Making The SHIFT: Field Notes From a New Church Part II

As a Church Planter, I thought it would be interesting to Pinnacle readers to see how one new church is trying to put into practice the SHIFTS outlined in Mark Tidsworth’s book: SHIFT: Three Big Move For The 21st Century Church. We, at the bridge Presbyterian Church in Leland, NC have used the SHIFT material to create 8 core habits that function like a Rule of Life for disciples at the bridge. Our first core habit is: Disciples at the bridge WORSHIP WEEKLY.
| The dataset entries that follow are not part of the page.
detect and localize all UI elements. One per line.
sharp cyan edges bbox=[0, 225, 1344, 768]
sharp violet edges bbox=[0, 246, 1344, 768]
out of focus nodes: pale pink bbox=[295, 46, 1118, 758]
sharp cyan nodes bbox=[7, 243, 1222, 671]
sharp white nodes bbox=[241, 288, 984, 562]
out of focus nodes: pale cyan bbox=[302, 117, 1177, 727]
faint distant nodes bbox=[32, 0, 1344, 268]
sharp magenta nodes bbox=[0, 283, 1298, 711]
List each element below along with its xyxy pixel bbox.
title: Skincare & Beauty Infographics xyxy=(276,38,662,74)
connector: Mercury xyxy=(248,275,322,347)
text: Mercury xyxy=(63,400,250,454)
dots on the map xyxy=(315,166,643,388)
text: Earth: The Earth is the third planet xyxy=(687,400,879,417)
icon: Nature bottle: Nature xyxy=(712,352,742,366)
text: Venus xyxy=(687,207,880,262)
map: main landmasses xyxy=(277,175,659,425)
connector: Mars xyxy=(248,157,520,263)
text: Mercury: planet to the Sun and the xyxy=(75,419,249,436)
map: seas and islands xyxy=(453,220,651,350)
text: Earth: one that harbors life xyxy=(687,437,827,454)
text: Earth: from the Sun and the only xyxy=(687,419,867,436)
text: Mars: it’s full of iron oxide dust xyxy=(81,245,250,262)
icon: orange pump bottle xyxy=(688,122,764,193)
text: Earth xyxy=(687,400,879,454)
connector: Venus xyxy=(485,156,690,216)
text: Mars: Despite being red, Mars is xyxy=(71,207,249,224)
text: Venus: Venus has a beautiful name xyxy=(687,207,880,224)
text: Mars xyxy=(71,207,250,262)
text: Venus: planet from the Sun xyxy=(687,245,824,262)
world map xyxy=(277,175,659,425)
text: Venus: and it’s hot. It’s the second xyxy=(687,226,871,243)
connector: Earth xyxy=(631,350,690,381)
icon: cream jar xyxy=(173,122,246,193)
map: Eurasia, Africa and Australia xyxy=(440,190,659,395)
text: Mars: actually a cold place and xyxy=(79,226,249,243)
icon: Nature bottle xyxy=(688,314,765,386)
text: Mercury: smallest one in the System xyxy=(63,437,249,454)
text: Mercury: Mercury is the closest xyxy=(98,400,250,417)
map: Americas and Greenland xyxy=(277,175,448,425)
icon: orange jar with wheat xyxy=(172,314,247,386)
The third SHIFT that Tidsworth discusses in his book, is the SHIFT from Consumer Church to Sacred Partnering. Tidsworth writes: “We desperately, clearly, and emphatically need one another in order to live as sacred disciples of Jesus Christ…This need drives us to a very focused question: What kind of faith community develops invigorated disciples who join in God’s movement in the world?” At the bridge, we believe weekly worship is the cornerstone for developing invigorated disciples.

The biblical basis for our core habit is Jeremiah 19: 13: “When you search for me, you will find me; if you seek me with all your heart.” Social science reminds us that we become what we seek and WEEKLY WORHIP is the way we seek and find God. Moreover, we challenge every disciple at the bridge to commit to WEELY WORSHIP because we need God and one another in order to faithfully live out our calling as Christ-followers. Finally, we remind disciples at the bridge that in order to get into the FLOW of the Christian faith, disciples need to discover the weekly rhythm of gathering for worship and scattering on mission.

We underscore the importance of WEEKLY WORSHIP by offering sermon-based small groups. We typically run 5 – 6 sermon-based small groups at the bridge (we also offer other biblically based small groups at the bridge). The small group curriculum corresponds with the scripture and sermon that the pastoral team preaches on. Sermon-based small groups have been shown to increase Sunday worship attendance.

The challenges associated with sustaining the habit of WEEKLY WORSHIP are predictable. Young families have weekend commitments and retired empty-nesters travel to see family and friends. Yet, our commitment to shape a new worshiping community around habits like WEEKLY WORSHIP appear to be bearing fruit.